Make a charisma based fighter that does any of the following and the warlord could very easily be a subclass.
 

Have just skimmed this thread, but it seems like some people are arguing whether a 5E warlord should exist at all, rather than full class vs subclass.

Also: Aragorn, a warlord? He's inspiring, sure, but he can also take any human warrior in Middle-Earth in single combat. I don't think he fits the mold.
 

Battlemaster touches on similar ideas as the Warlord, but its too combat orientated and not support orientated enough. Much as the Spellthief does not negate the need for the wizard despite touching on wizard themes

Saying "Battlemaster is good enough" falls right into that "Well, let's just make Paladin, Ranger and Barbarian all different types of fighters" because they're all people who use weapons and fight.

There is no ingame mechanic for this at present, the sort of thing a Warlord would do


I didn't say the battlemaster was "good enough". I swear, if people would actually address what I'm saying instead of addressing strawmen, these conversations would probably go better (just like no one was arguing you had to have an example in literature to justify the class doctorbadwolf). You said there was no mechanical representation. I replied there is. Good enough, not good enough, not the point. The fighter has mechanical representation for things you said it didn't.

And how exactly do you create a mechanic for "good planning on the fly"? It's the players who plan for adventures and battles by role playing their characters.
 


Just a thing though, and remember, I'm in the camp that wants a mundane-leader class:

Re: Captain America, Odysseus, Tanis, Aragorn, Arthur Pendragon as warlords.

This is a dangerous slope for class theme, because those character are all, more or less, the main character of their story, awesome by the power of fate, worth following because they are THAT awesome. Now, my table usually as a ''main character.
Odysseus is the protagonist of The Odyssey (who'd a thunk it?) and his retainers follow him there, but in THE Hellenistic EPIC - The Iliad - he's more of a side character who plays second fiddle to much greater kings and warriors (e.g., Achilles, Hector, Agamemnon, Ajax, etc.).

In other media, I see the idea of the Warlord archetype with non-protagonist characters as well:
  • Quatre Raberba Winner (Gundam Wing): the other four pilots were better mecha fighters, but he excelled in optimizing team coordination, strategy, and tactics.
  • Rick Hunter/Hikaru Ichijyo (Robotech / SDF-1): he was the main character and an above average pilot, but Max Sterling and Roy Fokker were better pilots.
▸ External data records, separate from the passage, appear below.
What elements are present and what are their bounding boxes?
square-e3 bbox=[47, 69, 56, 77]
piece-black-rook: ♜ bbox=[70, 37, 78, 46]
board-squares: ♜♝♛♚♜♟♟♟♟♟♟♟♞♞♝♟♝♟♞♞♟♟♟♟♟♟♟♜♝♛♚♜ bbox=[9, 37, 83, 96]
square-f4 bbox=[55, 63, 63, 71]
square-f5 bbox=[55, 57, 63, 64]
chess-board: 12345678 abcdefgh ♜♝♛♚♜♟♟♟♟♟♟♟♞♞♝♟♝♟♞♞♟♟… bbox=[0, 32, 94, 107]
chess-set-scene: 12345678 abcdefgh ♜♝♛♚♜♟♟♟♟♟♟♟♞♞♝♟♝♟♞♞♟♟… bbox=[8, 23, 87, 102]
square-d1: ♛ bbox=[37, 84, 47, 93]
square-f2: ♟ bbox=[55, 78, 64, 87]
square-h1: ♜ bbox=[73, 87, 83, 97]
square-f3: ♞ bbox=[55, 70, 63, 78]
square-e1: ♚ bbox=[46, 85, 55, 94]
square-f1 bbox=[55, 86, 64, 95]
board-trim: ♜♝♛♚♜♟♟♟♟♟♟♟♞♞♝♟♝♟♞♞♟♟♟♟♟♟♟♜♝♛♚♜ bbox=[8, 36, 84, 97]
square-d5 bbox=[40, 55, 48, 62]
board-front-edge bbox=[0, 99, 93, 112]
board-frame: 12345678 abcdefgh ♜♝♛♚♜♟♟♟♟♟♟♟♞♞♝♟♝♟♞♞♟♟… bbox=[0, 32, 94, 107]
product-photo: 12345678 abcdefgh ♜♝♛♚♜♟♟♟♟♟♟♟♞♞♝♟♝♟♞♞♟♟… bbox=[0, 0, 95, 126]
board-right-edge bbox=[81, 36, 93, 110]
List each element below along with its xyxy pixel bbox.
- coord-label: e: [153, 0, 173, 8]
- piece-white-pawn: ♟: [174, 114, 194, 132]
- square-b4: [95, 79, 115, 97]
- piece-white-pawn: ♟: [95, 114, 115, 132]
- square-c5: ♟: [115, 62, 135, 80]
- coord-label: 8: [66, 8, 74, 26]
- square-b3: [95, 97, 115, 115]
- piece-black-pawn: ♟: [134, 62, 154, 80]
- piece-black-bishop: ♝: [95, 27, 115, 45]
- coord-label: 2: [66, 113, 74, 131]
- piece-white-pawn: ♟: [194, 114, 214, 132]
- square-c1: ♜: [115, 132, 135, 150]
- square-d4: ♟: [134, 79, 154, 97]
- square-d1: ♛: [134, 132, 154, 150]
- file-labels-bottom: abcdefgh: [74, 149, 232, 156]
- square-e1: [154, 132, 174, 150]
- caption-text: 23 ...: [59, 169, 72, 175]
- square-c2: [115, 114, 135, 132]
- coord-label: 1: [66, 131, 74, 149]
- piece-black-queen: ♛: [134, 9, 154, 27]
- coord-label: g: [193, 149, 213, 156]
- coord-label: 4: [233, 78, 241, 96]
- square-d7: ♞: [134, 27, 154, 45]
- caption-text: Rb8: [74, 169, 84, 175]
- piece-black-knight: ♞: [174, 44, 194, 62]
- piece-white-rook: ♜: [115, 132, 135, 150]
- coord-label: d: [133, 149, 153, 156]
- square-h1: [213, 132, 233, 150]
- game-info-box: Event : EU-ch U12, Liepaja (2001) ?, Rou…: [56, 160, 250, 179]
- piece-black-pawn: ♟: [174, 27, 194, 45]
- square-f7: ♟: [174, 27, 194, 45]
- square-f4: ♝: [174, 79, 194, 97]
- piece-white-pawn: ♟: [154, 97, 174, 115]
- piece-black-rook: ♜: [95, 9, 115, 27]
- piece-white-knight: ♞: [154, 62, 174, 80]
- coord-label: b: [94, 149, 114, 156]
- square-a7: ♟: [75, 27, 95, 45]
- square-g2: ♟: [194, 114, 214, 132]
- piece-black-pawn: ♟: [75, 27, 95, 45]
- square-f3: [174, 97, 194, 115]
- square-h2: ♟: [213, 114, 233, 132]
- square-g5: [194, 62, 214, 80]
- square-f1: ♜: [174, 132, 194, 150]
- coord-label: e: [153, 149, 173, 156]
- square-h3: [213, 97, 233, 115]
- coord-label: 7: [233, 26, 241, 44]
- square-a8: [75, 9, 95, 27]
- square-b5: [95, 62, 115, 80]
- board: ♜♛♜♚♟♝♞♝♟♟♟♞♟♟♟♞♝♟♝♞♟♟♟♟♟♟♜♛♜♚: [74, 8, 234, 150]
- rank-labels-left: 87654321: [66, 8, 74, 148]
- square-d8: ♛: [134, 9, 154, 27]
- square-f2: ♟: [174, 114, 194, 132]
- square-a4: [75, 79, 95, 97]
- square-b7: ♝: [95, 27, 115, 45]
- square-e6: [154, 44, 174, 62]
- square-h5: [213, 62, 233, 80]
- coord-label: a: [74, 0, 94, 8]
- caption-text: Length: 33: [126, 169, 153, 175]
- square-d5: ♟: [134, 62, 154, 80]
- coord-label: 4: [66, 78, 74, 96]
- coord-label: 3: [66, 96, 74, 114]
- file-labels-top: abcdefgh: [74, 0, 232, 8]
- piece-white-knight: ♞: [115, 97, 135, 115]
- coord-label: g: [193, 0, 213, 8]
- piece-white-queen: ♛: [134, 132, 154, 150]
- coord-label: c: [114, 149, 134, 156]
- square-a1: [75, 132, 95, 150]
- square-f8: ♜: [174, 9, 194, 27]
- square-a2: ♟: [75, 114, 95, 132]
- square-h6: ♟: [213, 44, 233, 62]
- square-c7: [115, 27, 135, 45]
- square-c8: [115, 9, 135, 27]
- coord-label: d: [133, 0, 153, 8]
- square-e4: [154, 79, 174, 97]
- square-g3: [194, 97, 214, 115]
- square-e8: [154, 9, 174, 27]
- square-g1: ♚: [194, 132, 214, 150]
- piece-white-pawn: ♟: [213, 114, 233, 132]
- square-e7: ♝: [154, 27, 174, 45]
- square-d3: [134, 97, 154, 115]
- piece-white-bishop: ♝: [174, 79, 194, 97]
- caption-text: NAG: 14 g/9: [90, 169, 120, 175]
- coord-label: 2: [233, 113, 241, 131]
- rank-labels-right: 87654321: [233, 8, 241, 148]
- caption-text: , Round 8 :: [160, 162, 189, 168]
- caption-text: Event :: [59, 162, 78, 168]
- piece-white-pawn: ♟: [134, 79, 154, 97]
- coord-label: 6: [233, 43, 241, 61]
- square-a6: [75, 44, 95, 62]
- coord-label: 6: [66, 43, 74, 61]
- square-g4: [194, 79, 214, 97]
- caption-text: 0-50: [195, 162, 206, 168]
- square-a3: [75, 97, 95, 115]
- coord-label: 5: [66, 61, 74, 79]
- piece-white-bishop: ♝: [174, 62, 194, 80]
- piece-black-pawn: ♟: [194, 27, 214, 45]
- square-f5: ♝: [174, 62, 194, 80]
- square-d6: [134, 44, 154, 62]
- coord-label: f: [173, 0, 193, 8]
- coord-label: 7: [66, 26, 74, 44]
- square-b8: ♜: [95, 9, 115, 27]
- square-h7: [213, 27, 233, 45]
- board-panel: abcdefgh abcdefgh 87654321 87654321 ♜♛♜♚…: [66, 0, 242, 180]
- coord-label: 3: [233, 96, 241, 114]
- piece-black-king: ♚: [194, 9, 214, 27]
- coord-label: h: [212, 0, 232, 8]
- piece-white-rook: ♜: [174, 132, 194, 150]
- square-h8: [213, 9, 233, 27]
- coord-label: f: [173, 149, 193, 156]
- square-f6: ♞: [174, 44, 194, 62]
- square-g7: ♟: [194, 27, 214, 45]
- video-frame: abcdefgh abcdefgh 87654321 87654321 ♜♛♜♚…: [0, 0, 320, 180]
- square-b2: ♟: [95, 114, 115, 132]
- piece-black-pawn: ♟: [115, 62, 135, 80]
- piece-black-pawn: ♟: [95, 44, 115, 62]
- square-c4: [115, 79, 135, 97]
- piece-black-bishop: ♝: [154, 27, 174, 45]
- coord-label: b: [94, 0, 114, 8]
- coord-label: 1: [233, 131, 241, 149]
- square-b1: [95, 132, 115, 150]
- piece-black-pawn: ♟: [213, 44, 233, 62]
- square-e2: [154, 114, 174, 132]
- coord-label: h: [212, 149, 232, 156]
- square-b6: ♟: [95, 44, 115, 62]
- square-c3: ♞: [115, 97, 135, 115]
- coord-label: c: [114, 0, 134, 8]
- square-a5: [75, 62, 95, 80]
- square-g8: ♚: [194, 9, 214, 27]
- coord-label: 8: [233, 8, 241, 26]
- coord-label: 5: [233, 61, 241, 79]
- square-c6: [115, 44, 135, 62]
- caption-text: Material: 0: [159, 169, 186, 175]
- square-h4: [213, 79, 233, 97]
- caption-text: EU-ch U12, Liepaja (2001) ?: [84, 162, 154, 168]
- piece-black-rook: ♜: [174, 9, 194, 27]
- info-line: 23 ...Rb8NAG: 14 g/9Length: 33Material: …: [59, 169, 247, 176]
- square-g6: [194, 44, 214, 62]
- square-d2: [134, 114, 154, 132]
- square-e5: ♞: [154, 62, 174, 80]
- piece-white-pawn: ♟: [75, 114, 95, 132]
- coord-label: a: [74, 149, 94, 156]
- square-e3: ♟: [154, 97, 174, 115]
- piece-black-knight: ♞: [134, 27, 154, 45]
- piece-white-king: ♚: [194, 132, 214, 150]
However, he positioned himself into a leadership role.
  • Prowl (Transformers): military strategist for the Autobots, but not a great frontline fighter.
  • Sokka (Avatar the Last Airbender): non-bending warrior whose strength was his strategic mind over any actual combat prowess
  • Brooklyn (Gargoyles): not the best fighter (Goliath) or even the smart guy (Lexington), but he did end up becoming a secondary leader and tactically-minded character.

Game of Thrones is probably mostly filled with a mix of fighters, rangers, rogues, warlords, and some barbarians; however, I'm not gonna go through the entire catalog of characters to speculate.